The defendant's claim that the trial court erred in denying his motion to strike the panel of jurors is based on matter dehors the record, and cannot be reviewed on direct appeal (see People v. Tomlinson, 67 A.D.3d 826, 887 N.Y.S.2d 862;  People v. Mingo, 66 A.D.3d 1043, 887 N.Y.S.2d 666;  People v. Robinson, 159 A.D.2d 598, 552 N.Y.S.2d 457).

 Defense counsel's stipulation to the admission into evidence of a witness's statement in its entirety did not constitute ineffective assistance of counsel.   The defendant failed to demonstrate the absence of strategic or other legitimate explanations for counsel's conduct in this regard (see People v. Moore, 66 A.D.3d 707, 717, 886 N.Y.S.2d 468;  People v. Clarke, 66 A.D.3d 694, 696, 886 N.Y.S.2d 753).

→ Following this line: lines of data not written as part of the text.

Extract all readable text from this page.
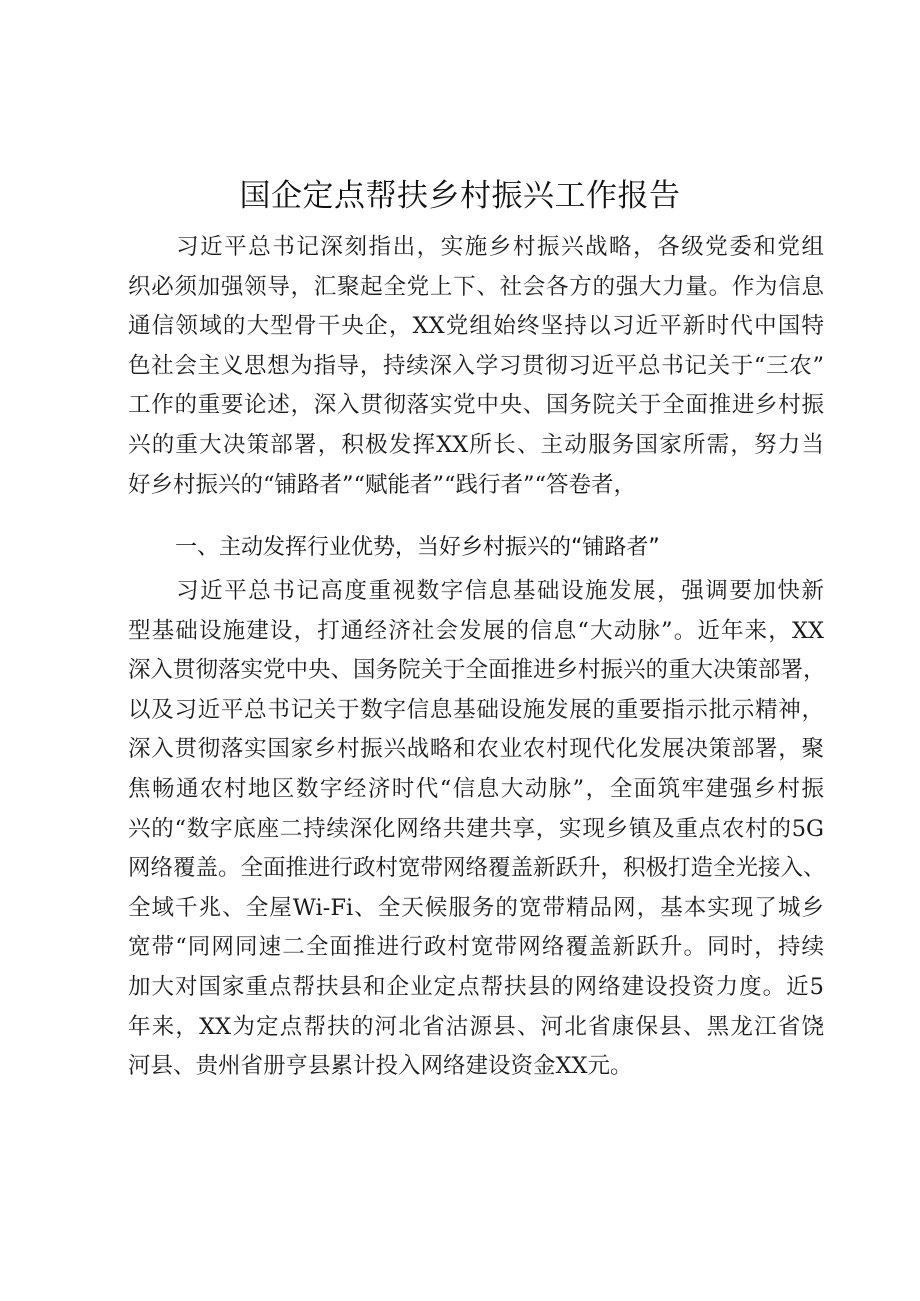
国企定点帮扶乡村振兴工作报告
　　习近平总书记深刻指出，实施乡村振兴战略，各级党委和党组
织必须加强领导，汇聚起全党上下、社会各方的强大力量。作为信息
通信领域的大型骨干央企，XX党组始终坚持以习近平新时代中国特
色社会主义思想为指导，持续深入学习贯彻习近平总书记关于“三农”
工作的重要论述，深入贯彻落实党中央、国务院关于全面推进乡村振
兴的重大决策部署，积极发挥XX所长、主动服务国家所需，努力当
好乡村振兴的“铺路者”“赋能者”“践行者”“答卷者，
一、主动发挥行业优势，当好乡村振兴的“铺路者”
　　习近平总书记高度重视数字信息基础设施发展，强调要加快新
型基础设施建设，打通经济社会发展的信息“大动脉”。近年来，XX
深入贯彻落实党中央、国务院关于全面推进乡村振兴的重大决策部署，
以及习近平总书记关于数字信息基础设施发展的重要指示批示精神，
深入贯彻落实国家乡村振兴战略和农业农村现代化发展决策部署，聚
焦畅通农村地区数字经济时代“信息大动脉”，全面筑牢建强乡村振
兴的“数字底座二持续深化网络共建共享，实现乡镇及重点农村的5G
网络覆盖。全面推进行政村宽带网络覆盖新跃升，积极打造全光接入、
全域千兆、全屋Wi-Fi、全天候服务的宽带精品网，基本实现了城乡
宽带“同网同速二全面推进行政村宽带网络覆盖新跃升。同时，持续
加大对国家重点帮扶县和企业定点帮扶县的网络建设投资力度。近5
年来，XX为定点帮扶的河北省沽源县、河北省康保县、黑龙江省饶
河县、贵州省册亨县累计投入网络建设资金XX元。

 The defendant's contention that the trial court erred in refusing to allow him to impeach a witness with extrinsic evidence is without merit.   A party cross-examining a witness cannot introduce extrinsic evidence to contradict a witness's answers concerning collateral matters solely for the purpose of impeaching that witness's credibility (see People v. Carey, 67 A.D.3d 925, 888 N.Y.S.2d 615;  People v. Olivares, 34 A.D.3d 602, 824 N.Y.S.2d 172).   Here, the identities of the inmates who were incarcerated in the same unit as both the defendant and the witness sought to be cross-examined were collateral matters, bearing only on that witness's credibility.

The remaining contentions in the defendant's main brief are unpreserved for appellate review and, in any event, are without merit.

The defendant's contention in his supplemental pro se brief that the grand jury proceedings were defective is not reviewable on this appeal.   Here, the defendant's conviction was based upon legally sufficient evidence and, under the circumstances of this case, the validity of the order denying the defendant's motion to inspect the grand jury minutes and dismiss the indictment is not reviewable (see People v. Smith, 4 N.Y.3d 806, 808, 796 N.Y.S.2d 1, 828 N.E.2d 958).   Specifically, the defendant's claims as to the competency of the evidence before the grand jury are not properly before this Court (see People v. Smith, 4 N.Y.3d at 808, 796 N.Y.S.2d 1, 828 N.E.2d 958;  People v. Prezioso, 199 A.D.2d 343, 344, 604 N.Y.S.2d 256;  CPL 210.30[6] ).

The defendant's remaining contentions in his supplemental pro se brief are without merit.